Law firm card fee case

A law firm, which previously admitted to unknowingly submitting fake claims in a $5.6 billion settlement with Visa and MasterCard, informed a U.S. judge on Thursday that other parties also submitted fraudulent material in the case.

New York-founded Milberg Coleman Bryson Phillips Grossman, responding to a request for more information from the Brooklyn judge overseeing the antitrust case, stated that it had terminated its relationship with nearly 2,000 merchant plaintiffs since disclosing the false claims last month.

Milberg asserted that it was being unfairly singled out and claimed that other companies and law firms had also submitted fraudulent claims in the case. “It is a very unfortunate part of the settlement process, particularly in a settlement as large as this one,” Milberg stated in its filing, without naming any specific company or firm.

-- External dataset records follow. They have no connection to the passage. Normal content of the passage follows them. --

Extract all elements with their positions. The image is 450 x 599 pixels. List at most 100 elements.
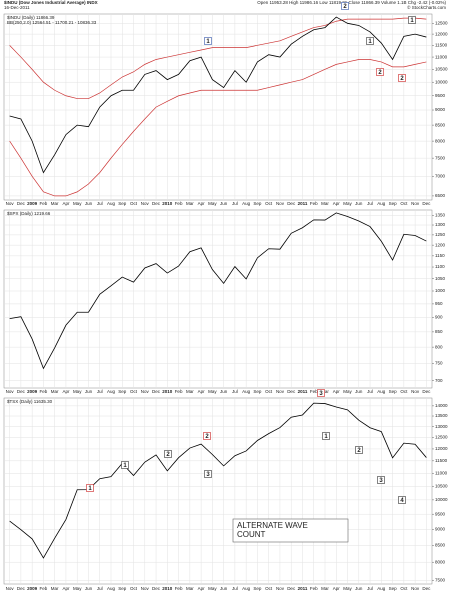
x-tick-label: 2010 [162,586,173,591]
y-tick-label: 850 [435,329,443,334]
x-tick-label: Jul [232,389,238,394]
x-tick-label: Dec [287,201,296,206]
x-tick-label: 2010 [162,389,173,394]
x-tick-label: Apr [333,586,341,591]
wave-label-box [204,470,212,478]
y-tick-label: 8500 [435,122,446,127]
x-tick-label: Mar [321,201,329,206]
bollinger-band [9,59,427,197]
wave-label-box [366,37,374,45]
x-tick-label: Mar [51,586,59,591]
x-tick-label: May [208,389,217,394]
series-legend: $INDU (Daily) 11866.39 [7,15,55,20]
wave-label: 2 [357,448,361,454]
x-tick-label: Feb [310,389,318,394]
wave-label: 3 [206,472,210,478]
x-tick-label: Sep [253,586,262,591]
y-tick-label: 7000 [435,174,446,179]
wave-label: 1 [368,39,372,45]
wave-label-box [355,446,363,454]
x-tick-label: Apr [198,201,206,206]
x-tick-label: Jun [355,201,363,206]
x-tick-label: Mar [51,201,59,206]
wave-label-box [398,496,406,504]
y-tick-label: 10000 [435,79,448,84]
x-tick-label: Sep [118,586,127,591]
x-tick-label: Oct [400,586,408,591]
x-tick-label: Nov [276,586,285,591]
x-tick-label: Jul [97,586,103,591]
price-line [9,402,427,559]
y-tick-label: 6500 [435,193,446,198]
wave-label-box [317,389,325,397]
wave-label-box [322,432,330,440]
y-tick-label: 1100 [435,264,445,269]
x-tick-label: May [343,586,352,591]
y-tick-label: 1350 [435,213,446,218]
x-tick-label: Oct [400,389,408,394]
x-tick-label: Aug [377,586,386,591]
y-tick-label: 13000 [435,424,448,429]
x-tick-label: Dec [152,389,161,394]
x-tick-label: Jul [367,389,373,394]
x-tick-label: Jul [97,201,103,206]
x-tick-label: Aug [242,201,251,206]
x-tick-label: Jun [85,201,93,206]
wave-label: 2 [343,4,347,10]
x-tick-label: Sep [253,201,262,206]
price-line [9,212,427,370]
wave-label-box [204,37,212,45]
y-tick-label: 12000 [435,446,448,451]
y-tick-label: 8000 [435,138,446,143]
wave-label-box [164,450,172,458]
y-tick-label: 9000 [435,526,446,531]
x-tick-label: 2009 [27,201,38,206]
y-tick-label: 11000 [435,54,448,59]
wave-label-box [203,432,211,440]
x-tick-label: Mar [186,389,194,394]
x-tick-label: Sep [118,201,127,206]
y-tick-label: 1050 [435,276,446,281]
x-tick-label: Nov [276,201,285,206]
y-tick-label: 1250 [435,232,446,237]
x-tick-label: Nov [276,389,285,394]
y-tick-label: 10500 [435,483,448,488]
wave-label-box [398,74,406,82]
x-tick-label: Feb [175,586,183,591]
x-tick-label: Sep [389,389,398,394]
x-tick-label: Nov [6,201,15,206]
x-tick-label: Dec [152,586,161,591]
y-tick-label: 8500 [435,542,446,547]
x-tick-label: Feb [40,201,48,206]
wave-label-box [121,461,129,469]
x-tick-label: Oct [265,389,273,394]
x-tick-label: Jun [85,389,93,394]
x-tick-label: Oct [265,201,273,206]
x-tick-label: Mar [186,201,194,206]
y-tick-label: 11500 [435,43,448,48]
x-tick-label: Nov [411,586,420,591]
x-tick-label: Sep [118,389,127,394]
x-tick-label: Dec [17,586,26,591]
x-tick-label: Apr [198,586,206,591]
x-tick-label: 2011 [298,201,308,206]
x-tick-label: Jun [355,389,363,394]
x-tick-label: Mar [321,389,329,394]
x-tick-label: Apr [198,389,206,394]
x-tick-label: Dec [287,586,296,591]
y-tick-label: 11500 [435,458,448,463]
band-legend: BB(250,2.0) 12564.51 - 11700.21 - 10836.… [7,20,97,25]
y-tick-label: 900 [435,315,443,320]
x-tick-label: Aug [107,389,116,394]
x-tick-label: Sep [389,201,398,206]
y-tick-label: 700 [435,378,443,383]
x-tick-label: Dec [17,389,26,394]
x-tick-label: 2011 [298,586,308,591]
wave-label-box [86,484,94,492]
symbol: $INDU (Dow Jones Industrial Average) IND… [4,0,98,5]
x-tick-label: Apr [62,201,70,206]
y-tick-label: 1150 [435,253,445,258]
wave-label-box [376,68,384,76]
wave-label: 1 [324,434,328,440]
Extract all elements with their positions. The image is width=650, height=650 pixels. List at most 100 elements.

Visa and MasterCard agreed to the $5.6 billion settlement in 2018 to resolve claims from millions of merchants who alleged they had overpaid credit and debit card fees. Although Milberg did not help craft the settlement, it had sought a portion of the fund for its clients.

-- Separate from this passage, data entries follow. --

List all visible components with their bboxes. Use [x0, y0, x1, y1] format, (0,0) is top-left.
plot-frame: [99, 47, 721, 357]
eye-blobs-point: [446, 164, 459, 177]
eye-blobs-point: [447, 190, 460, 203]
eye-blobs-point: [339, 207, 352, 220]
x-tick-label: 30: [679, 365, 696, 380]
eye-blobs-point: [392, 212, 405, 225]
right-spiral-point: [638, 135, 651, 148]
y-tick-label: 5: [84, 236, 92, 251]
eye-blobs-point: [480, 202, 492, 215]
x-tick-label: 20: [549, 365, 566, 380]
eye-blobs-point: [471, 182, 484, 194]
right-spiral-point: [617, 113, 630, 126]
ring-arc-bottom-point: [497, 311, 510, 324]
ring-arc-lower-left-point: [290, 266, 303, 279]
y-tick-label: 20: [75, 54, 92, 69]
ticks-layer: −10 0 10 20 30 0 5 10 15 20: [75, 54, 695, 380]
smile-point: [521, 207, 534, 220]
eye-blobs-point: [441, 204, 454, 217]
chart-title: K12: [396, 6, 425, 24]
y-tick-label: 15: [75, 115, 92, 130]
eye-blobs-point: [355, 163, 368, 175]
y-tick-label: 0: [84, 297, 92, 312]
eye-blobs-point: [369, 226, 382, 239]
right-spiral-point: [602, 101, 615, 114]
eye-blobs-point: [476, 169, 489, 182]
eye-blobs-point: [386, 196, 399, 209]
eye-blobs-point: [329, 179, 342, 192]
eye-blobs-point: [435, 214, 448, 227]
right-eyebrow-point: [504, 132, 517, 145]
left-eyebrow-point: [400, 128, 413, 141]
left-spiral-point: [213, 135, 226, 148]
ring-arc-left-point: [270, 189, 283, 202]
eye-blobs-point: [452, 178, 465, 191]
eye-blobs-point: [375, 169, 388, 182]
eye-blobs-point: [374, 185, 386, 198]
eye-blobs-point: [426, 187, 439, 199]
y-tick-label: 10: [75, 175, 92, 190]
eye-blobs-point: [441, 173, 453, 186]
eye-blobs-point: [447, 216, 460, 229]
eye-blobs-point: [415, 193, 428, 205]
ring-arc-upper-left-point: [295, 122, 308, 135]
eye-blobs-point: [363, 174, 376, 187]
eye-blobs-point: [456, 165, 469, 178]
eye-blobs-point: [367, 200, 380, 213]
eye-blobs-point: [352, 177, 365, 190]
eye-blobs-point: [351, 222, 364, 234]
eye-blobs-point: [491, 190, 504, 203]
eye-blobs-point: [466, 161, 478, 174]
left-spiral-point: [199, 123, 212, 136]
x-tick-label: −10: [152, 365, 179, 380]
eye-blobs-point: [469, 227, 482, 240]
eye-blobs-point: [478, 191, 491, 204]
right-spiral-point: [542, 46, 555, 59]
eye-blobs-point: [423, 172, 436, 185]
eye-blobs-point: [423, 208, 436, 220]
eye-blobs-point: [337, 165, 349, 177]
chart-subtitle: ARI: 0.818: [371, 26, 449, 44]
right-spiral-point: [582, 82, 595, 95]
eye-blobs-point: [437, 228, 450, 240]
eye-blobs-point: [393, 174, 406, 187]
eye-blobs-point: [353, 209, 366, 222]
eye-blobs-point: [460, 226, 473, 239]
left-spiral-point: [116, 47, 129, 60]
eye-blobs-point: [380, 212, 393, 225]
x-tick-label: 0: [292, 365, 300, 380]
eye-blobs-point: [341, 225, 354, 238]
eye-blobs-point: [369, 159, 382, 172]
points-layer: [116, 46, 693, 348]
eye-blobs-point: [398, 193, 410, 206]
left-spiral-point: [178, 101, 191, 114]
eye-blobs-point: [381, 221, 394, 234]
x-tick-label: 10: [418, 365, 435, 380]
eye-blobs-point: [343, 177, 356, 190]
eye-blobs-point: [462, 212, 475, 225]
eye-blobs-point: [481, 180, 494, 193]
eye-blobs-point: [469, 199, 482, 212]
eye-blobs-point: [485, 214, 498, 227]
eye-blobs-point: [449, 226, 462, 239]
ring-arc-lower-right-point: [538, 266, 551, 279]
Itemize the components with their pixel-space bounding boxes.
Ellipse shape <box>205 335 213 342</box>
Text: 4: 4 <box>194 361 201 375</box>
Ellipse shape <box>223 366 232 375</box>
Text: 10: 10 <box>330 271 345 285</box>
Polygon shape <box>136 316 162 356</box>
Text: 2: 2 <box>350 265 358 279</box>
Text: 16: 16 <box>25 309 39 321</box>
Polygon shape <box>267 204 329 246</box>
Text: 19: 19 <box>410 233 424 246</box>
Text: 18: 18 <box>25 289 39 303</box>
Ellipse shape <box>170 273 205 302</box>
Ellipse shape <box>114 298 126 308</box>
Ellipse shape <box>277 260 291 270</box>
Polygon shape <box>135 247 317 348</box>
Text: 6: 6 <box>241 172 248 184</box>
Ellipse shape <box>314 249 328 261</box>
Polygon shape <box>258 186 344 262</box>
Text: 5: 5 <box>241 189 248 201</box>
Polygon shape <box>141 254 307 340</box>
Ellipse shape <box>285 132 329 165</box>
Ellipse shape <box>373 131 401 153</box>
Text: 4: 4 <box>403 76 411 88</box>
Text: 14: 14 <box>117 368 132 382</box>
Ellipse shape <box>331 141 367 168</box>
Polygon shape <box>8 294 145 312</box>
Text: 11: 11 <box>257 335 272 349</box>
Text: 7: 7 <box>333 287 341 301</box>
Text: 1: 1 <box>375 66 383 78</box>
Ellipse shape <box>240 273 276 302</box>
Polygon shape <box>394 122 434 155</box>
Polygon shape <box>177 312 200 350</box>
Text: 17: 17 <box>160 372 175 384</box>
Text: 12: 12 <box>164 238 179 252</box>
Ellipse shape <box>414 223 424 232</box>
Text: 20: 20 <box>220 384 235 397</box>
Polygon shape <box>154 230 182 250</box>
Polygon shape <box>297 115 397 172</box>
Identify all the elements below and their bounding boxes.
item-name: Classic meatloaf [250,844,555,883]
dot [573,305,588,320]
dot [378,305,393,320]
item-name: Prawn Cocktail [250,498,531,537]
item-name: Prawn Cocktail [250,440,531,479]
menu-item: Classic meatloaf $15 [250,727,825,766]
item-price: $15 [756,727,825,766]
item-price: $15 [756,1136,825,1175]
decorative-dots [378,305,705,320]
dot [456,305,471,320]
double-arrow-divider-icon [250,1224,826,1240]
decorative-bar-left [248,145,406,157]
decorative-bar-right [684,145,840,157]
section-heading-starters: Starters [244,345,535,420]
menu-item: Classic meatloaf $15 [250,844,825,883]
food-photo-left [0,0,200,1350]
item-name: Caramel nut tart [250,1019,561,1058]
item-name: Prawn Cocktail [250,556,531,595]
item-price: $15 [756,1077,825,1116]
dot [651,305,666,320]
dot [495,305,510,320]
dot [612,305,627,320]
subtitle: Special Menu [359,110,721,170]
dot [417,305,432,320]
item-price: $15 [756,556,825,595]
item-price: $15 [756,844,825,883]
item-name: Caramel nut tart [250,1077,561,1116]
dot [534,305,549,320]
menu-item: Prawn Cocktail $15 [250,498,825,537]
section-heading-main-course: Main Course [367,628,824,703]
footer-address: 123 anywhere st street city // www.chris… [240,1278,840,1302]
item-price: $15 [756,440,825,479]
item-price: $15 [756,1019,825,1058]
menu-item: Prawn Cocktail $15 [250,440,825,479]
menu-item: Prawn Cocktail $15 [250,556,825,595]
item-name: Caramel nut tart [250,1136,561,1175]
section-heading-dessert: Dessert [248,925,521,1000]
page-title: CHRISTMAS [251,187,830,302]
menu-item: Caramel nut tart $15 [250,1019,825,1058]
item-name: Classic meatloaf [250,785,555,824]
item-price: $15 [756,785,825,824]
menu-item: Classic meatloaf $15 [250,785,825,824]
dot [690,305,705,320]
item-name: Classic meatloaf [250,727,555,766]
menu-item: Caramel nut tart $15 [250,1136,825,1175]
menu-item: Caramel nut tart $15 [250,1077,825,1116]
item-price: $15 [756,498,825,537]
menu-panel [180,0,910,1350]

Representatives from Milberg and attorneys for the retailer class did not immediately respond to requests for comment. Visa and MasterCard denied any wrongdoing in agreeing to settle.

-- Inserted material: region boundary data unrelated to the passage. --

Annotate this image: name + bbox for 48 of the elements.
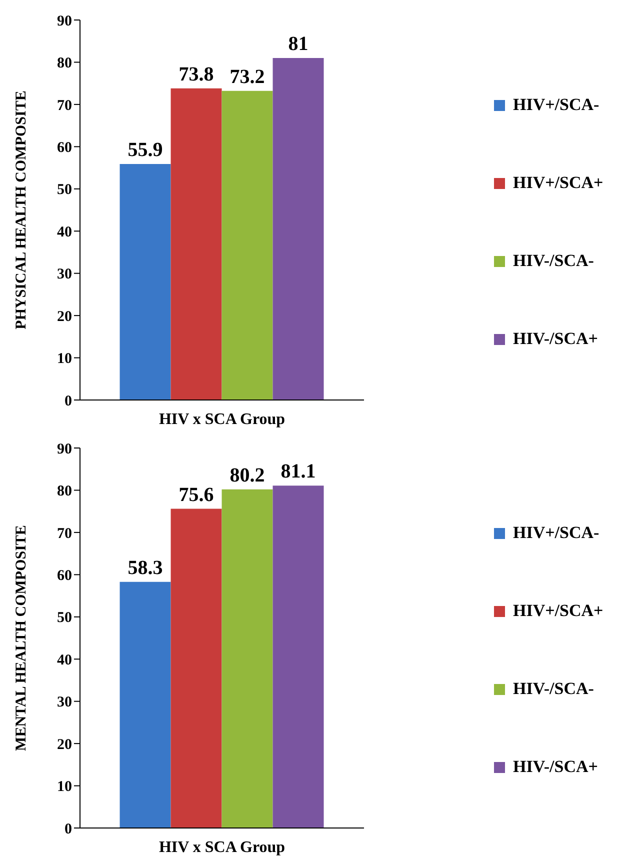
y-tick-label: 30 (57, 694, 72, 711)
bar (120, 582, 171, 828)
data-label: 55.9 (128, 138, 163, 161)
y-tick-label: 20 (57, 308, 72, 325)
legend-label: HIV-/SCA+ (513, 757, 598, 777)
y-tick-label: 70 (57, 526, 72, 542)
bar (272, 486, 324, 828)
y-tick-label: 0 (64, 393, 72, 410)
y-tick-label: 40 (57, 224, 72, 240)
legend-label: HIV-/SCA- (513, 251, 594, 271)
y-axis-title: MENTAL HEALTH COMPOSITE (13, 525, 30, 751)
y-tick-label: 70 (57, 98, 72, 114)
y-tick-label: 60 (57, 568, 72, 584)
y-tick-label: 50 (57, 182, 72, 198)
y-tick-label: 20 (57, 736, 72, 753)
x-axis-title: HIV x SCA Group (158, 411, 286, 428)
bar (120, 164, 171, 400)
y-tick-label: 40 (57, 652, 72, 668)
y-tick-label: 80 (57, 56, 72, 72)
legend-label: HIV+/SCA+ (513, 601, 604, 621)
data-label: 81.1 (280, 460, 316, 483)
data-label: 75.6 (178, 484, 214, 506)
x-axis-title: HIV x SCA Group (158, 839, 286, 856)
bar (170, 88, 222, 400)
bar (170, 508, 222, 828)
y-tick-label: 10 (57, 351, 72, 368)
data-label: 73.8 (178, 63, 214, 86)
legend-label: HIV+/SCA+ (513, 173, 604, 193)
bar (272, 58, 324, 400)
legend-label: HIV+/SCA- (513, 523, 600, 543)
bar (222, 489, 273, 828)
y-tick-label: 60 (57, 140, 72, 156)
y-tick-label: 90 (57, 13, 72, 30)
y-tick-label: 10 (57, 779, 72, 796)
data-label: 58.3 (128, 556, 163, 579)
bar (222, 90, 273, 400)
y-tick-label: 90 (57, 441, 72, 458)
y-axis-title: PHYSICAL HEALTH COMPOSITE (13, 90, 30, 330)
legend-label: HIV-/SCA- (513, 679, 594, 699)
legend-label: HIV+/SCA- (513, 95, 600, 115)
data-label: 81 (288, 33, 308, 55)
y-tick-label: 50 (57, 610, 72, 626)
data-label: 80.2 (230, 464, 265, 486)
y-tick-label: 0 (64, 821, 72, 838)
legend-label: HIV-/SCA+ (513, 329, 598, 349)
y-tick-label: 30 (57, 266, 72, 283)
y-tick-label: 80 (57, 484, 72, 500)
data-label: 73.2 (230, 66, 265, 88)
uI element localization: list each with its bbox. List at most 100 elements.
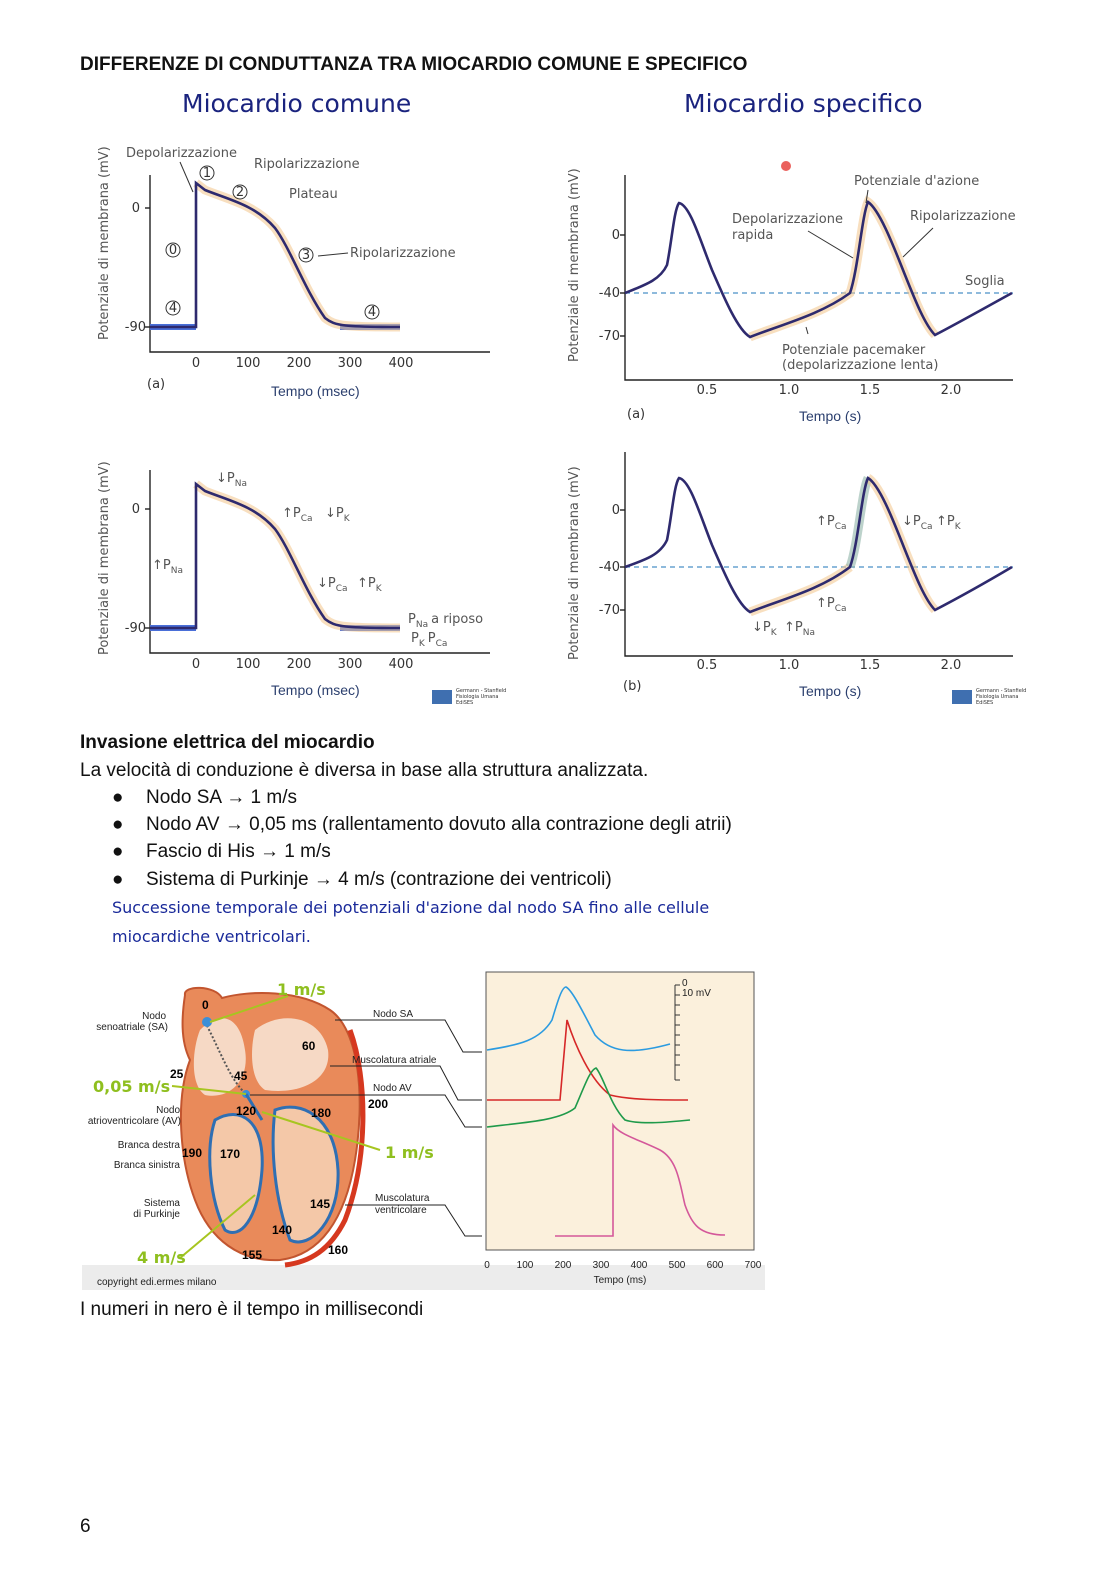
shape	[179, 161, 194, 193]
label: 3	[302, 248, 310, 263]
shape	[149, 175, 490, 353]
label: P	[428, 631, 436, 646]
label: 700	[745, 1260, 762, 1271]
label: ventricolare	[375, 1205, 427, 1216]
label: di Purkinje	[133, 1209, 180, 1220]
label: ↑P	[784, 620, 803, 635]
label: -90	[125, 320, 146, 335]
label: Ca	[436, 639, 448, 649]
shape	[624, 452, 1013, 657]
label: Potenziale di membrana (mV)	[97, 461, 112, 655]
shape	[209, 995, 289, 1023]
shape	[624, 175, 1013, 381]
label: P	[411, 631, 419, 646]
shape	[902, 227, 934, 258]
label: ↓PK	[325, 506, 351, 524]
label: 4 m/s	[137, 1248, 186, 1267]
shape	[208, 1113, 264, 1234]
shape	[486, 1067, 691, 1128]
conduction-figure: Successione temporale dei potenziali d'a…	[82, 895, 765, 1290]
label: Branca destra	[118, 1140, 181, 1151]
label: ↓PK	[752, 620, 778, 638]
bullet: ● Nodo SA → 1 m/s	[112, 787, 297, 809]
shape	[82, 1265, 765, 1290]
label: Nodo AV → 0,05 ms (rallentamento dovuto …	[146, 814, 732, 835]
bullet: ● Nodo AV → 0,05 ms (rallentamento dovuto…	[112, 814, 732, 836]
label: ↓PCa	[902, 514, 933, 532]
label: ↓P	[317, 576, 336, 591]
label: 600	[707, 1260, 724, 1271]
label: Nodo SA → 1 m/s	[146, 787, 298, 808]
label: Tempo (ms)	[594, 1275, 647, 1286]
label: miocardiche ventricolari.	[112, 927, 311, 946]
label: P	[408, 612, 416, 627]
label: Ca	[835, 604, 847, 614]
label: 0	[484, 1260, 490, 1271]
label: 1	[203, 166, 211, 181]
group	[171, 995, 381, 1259]
label: Na	[803, 628, 815, 638]
label: Nodo SA	[373, 1009, 413, 1020]
label: Muscolatura	[375, 1193, 430, 1204]
label: Nodo	[142, 1011, 166, 1022]
label: senoatriale (SA)	[96, 1022, 168, 1033]
shape	[149, 470, 490, 654]
label: a riposo	[431, 612, 483, 627]
label: 155	[242, 1248, 262, 1262]
shape: ●	[112, 869, 124, 890]
label: 0	[612, 503, 620, 518]
shape	[317, 252, 349, 257]
panel-common-b: 0 -90 0 100 200 300 400 Potenziale di me…	[97, 461, 506, 706]
shape	[485, 971, 755, 1251]
label: ↓P	[902, 514, 921, 529]
label: ↑PK	[936, 514, 962, 532]
label: Fisiologia Umana	[456, 694, 498, 700]
label: Germann - Stanfield	[456, 688, 506, 694]
shape	[865, 189, 869, 204]
label: 200	[287, 356, 312, 371]
label: PNa a riposo	[408, 612, 483, 630]
label: K	[419, 639, 426, 649]
label: 500	[669, 1260, 686, 1271]
label: Depolarizzazione	[732, 212, 843, 227]
label: Tempo (msec)	[271, 383, 360, 399]
label: Na	[171, 566, 183, 576]
label: Ripolarizzazione	[254, 157, 360, 172]
label: Ripolarizzazione	[350, 246, 456, 261]
label: 0	[132, 201, 140, 216]
label: 2	[236, 185, 244, 200]
label: ↑P	[282, 506, 301, 521]
label: ↑P	[816, 514, 835, 529]
label: 1 m/s	[385, 1143, 434, 1162]
label: 25	[170, 1067, 184, 1081]
label: ↑P	[816, 596, 835, 611]
label: -70	[599, 329, 620, 344]
label: 1 m/s	[277, 980, 326, 999]
label: Tempo (msec)	[271, 682, 360, 698]
label: 120	[236, 1104, 256, 1118]
label: Sistema di Purkinje → 4 m/s (contrazione…	[146, 869, 612, 890]
label: K	[376, 584, 383, 594]
shape	[284, 1029, 366, 1268]
label: Na	[235, 479, 247, 489]
label: 100	[517, 1260, 534, 1271]
label: 1.0	[779, 383, 800, 398]
label: ↓P	[752, 620, 771, 635]
label: -40	[599, 286, 620, 301]
label: 0.5	[697, 383, 718, 398]
shape: ●	[112, 814, 124, 835]
shape	[624, 476, 1013, 614]
group	[250, 1019, 482, 1237]
shape	[335, 1019, 482, 1053]
section-title: Invasione elettrica del miocardio	[80, 732, 375, 753]
label: 1.5	[860, 383, 881, 398]
label: 140	[272, 1223, 292, 1237]
label: Potenziale di membrana (mV)	[97, 146, 112, 340]
shape	[330, 1065, 482, 1101]
bullet: ● Fascio di His → 1 m/s	[112, 841, 331, 863]
label: 200	[555, 1260, 572, 1271]
label: K	[955, 522, 962, 532]
shape	[364, 304, 380, 320]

Last month, attorneys representing the class of 12 million retailers learned about fraudulent claims submitted by Milberg and raised their concerns with the court. “If Milberg knows of fraud, it should alert class counsel or the court,” the class attorneys wrote in Thursday’s filing, which they jointly submitted with Milberg.

Milberg, in its May response, said it had withdrawn dozens of “proofs of authorization” that are part of the claims process for clients. The firm blamed a third-party “referral” source and stated that it was no longer pursuing new clients in the Visa and MasterCard case.

The class attorneys at plaintiffs’ firms Robbins Geller Rudman & Dowd and Robins Kaplan urged the court to consider punishing Milberg or referring it to the U.S. Justice Department.

Milberg insisted that it was making an effort to be “fully transparent” with the class attorneys and called the idea of punishing the firm or referring it to law enforcement “absurd.”